Okay, so, a buddy of mine got married in July. I had bought a camera a couple weeks earlier, just a little Canon Elph, just so I had SOMETHING to take pictures with.

So, at the reception (and plenty at the ceremony too), I'm fooling around with the camera, experiment with modes and whatnot, and low and behold, here's something cool to take a picture of! So, I did, then forgot about until earlier this week when I actually pulled the pictures off the camera. I was looking at all the pictures at their proper resolution, and this one really stood out...







This is shrunken, the original is 7 megapixels. However, that's all that was done, no adjustments of hue, saturation or brightness, no fancy photoshop filters (and believe me, I could if I wanted to). It's just stunning how cool this turned out so randomly.

Enyways, tell me what you think.


----------



## Mr.

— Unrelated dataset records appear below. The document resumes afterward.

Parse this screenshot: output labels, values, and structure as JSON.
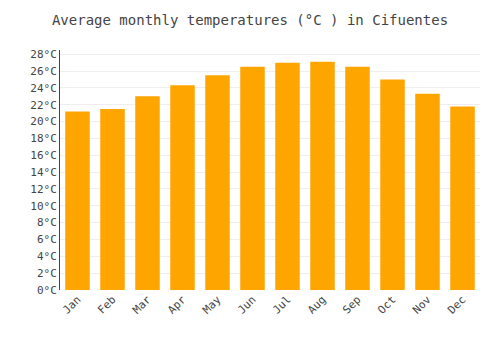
{
  "chart_data": {
    "type": "bar",
    "title": "Average monthly temperatures (°C ) in Cifuentes",
    "categories": [
      "Jan",
      "Feb",
      "Mar",
      "Apr",
      "May",
      "Jun",
      "Jul",
      "Aug",
      "Sep",
      "Oct",
      "Nov",
      "Dec"
    ],
    "values": [
      21.2,
      21.5,
      23.0,
      24.3,
      25.5,
      26.5,
      27.0,
      27.1,
      26.5,
      25.0,
      23.3,
      21.8
    ],
    "color": "#FFA500",
    "ylim": [
      0,
      28.5
    ],
    "yticks": [
      {
        "value": 0,
        "label": "0°C"
      },
      {
        "value": 2,
        "label": "2°C"
      },
      {
        "value": 4,
        "label": "4°C"
      },
      {
        "value": 6,
        "label": "6°C"
      },
      {
        "value": 8,
        "label": "8°C"
      },
      {
        "value": 10,
        "label": "10°C"
      },
      {
        "value": 12,
        "label": "12°C"
      },
      {
        "value": 14,
        "label": "14°C"
      },
      {
        "value": 16,
        "label": "16°C"
      },
      {
        "value": 18,
        "label": "18°C"
      },
      {
        "value": 20,
        "label": "20°C"
      },
      {
        "value": 22,
        "label": "22°C"
      },
      {
        "value": 24,
        "label": "24°C"
      },
      {
        "value": 26,
        "label": "26°C"
      },
      {
        "value": 28,
        "label": "28°C"
      }
    ],
    "grid": true
  }
}
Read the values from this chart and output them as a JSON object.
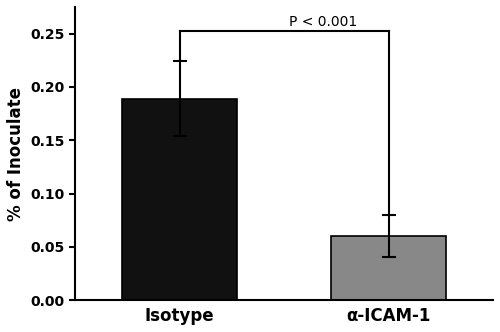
{
  "categories": [
    "Isotype",
    "α-ICAM-1"
  ],
  "values": [
    0.189,
    0.06
  ],
  "errors": [
    0.035,
    0.02
  ],
  "bar_colors": [
    "#111111",
    "#888888"
  ],
  "ylabel": "% of Inoculate",
  "ylim": [
    0,
    0.275
  ],
  "yticks": [
    0.0,
    0.05,
    0.1,
    0.15,
    0.2,
    0.25
  ],
  "ytick_labels": [
    "0.00",
    "0.05",
    "0.10",
    "0.15",
    "0.20",
    "0.25"
  ],
  "bar_width": 0.55,
  "significance_text": "P < 0.001",
  "background_color": "#ffffff",
  "tick_fontsize": 10,
  "label_fontsize": 12,
  "sig_fontsize": 10,
  "cap_size": 5
}
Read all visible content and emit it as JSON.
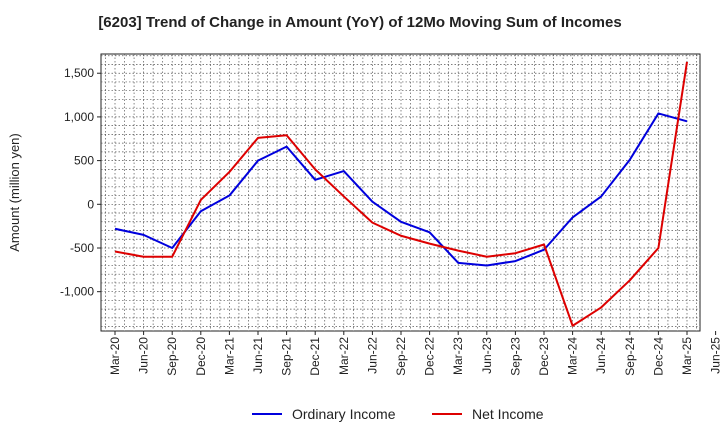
{
  "chart_data": {
    "type": "line",
    "title": "[6203]  Trend of Change in Amount (YoY) of 12Mo Moving Sum of Incomes",
    "ylabel": "Amount (million yen)",
    "xlabel": "",
    "ylim": [
      -1450,
      1720
    ],
    "yticks": [
      1500,
      1000,
      500,
      0,
      -500,
      -1000
    ],
    "ytick_labels": [
      "1,500",
      "1,000",
      "500",
      "0",
      "-500",
      "-1,000"
    ],
    "x": [
      "Mar-20",
      "Jun-20",
      "Sep-20",
      "Dec-20",
      "Mar-21",
      "Jun-21",
      "Sep-21",
      "Dec-21",
      "Mar-22",
      "Jun-22",
      "Sep-22",
      "Dec-22",
      "Mar-23",
      "Jun-23",
      "Sep-23",
      "Dec-23",
      "Mar-24",
      "Jun-24",
      "Sep-24",
      "Dec-24",
      "Mar-25",
      "Jun-25"
    ],
    "grid": true,
    "legend_position": "bottom",
    "series": [
      {
        "name": "Ordinary Income",
        "color": "#0000dd",
        "values": [
          -280,
          -350,
          -500,
          -80,
          100,
          500,
          660,
          280,
          380,
          30,
          -200,
          -320,
          -670,
          -700,
          -650,
          -520,
          -150,
          90,
          510,
          1040,
          950,
          null
        ]
      },
      {
        "name": "Net Income",
        "color": "#dd0000",
        "values": [
          -540,
          -600,
          -600,
          50,
          370,
          760,
          790,
          400,
          90,
          -210,
          -360,
          -450,
          -530,
          -600,
          -560,
          -460,
          -1390,
          -1180,
          -870,
          -500,
          1630,
          null
        ]
      }
    ]
  }
}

S (Nov 6, 2008)

Thats awesome man, great shot


----------



## eleven59 (Nov 6, 2008)

That looks amazing


----------



## OzzyC (Nov 6, 2008)

Find somewhere to host the full size.


----------



## Xaios (Nov 6, 2008)

OzzyC said:


> Find somewhere to host the full size.



Ah, the advantages of having my own domain with 300 gigs of storage space is that I can do it myself...

http://www.robmura.com/pics/peacockfeatherbig.jpg

It's amazing how much detail those suckers can pick up.


----------



## FortePenance (Dec 23, 2008)

Holy crap those colours are great.


----------



## budda (Dec 26, 2008)

im jealous. that looks fantastic.


----------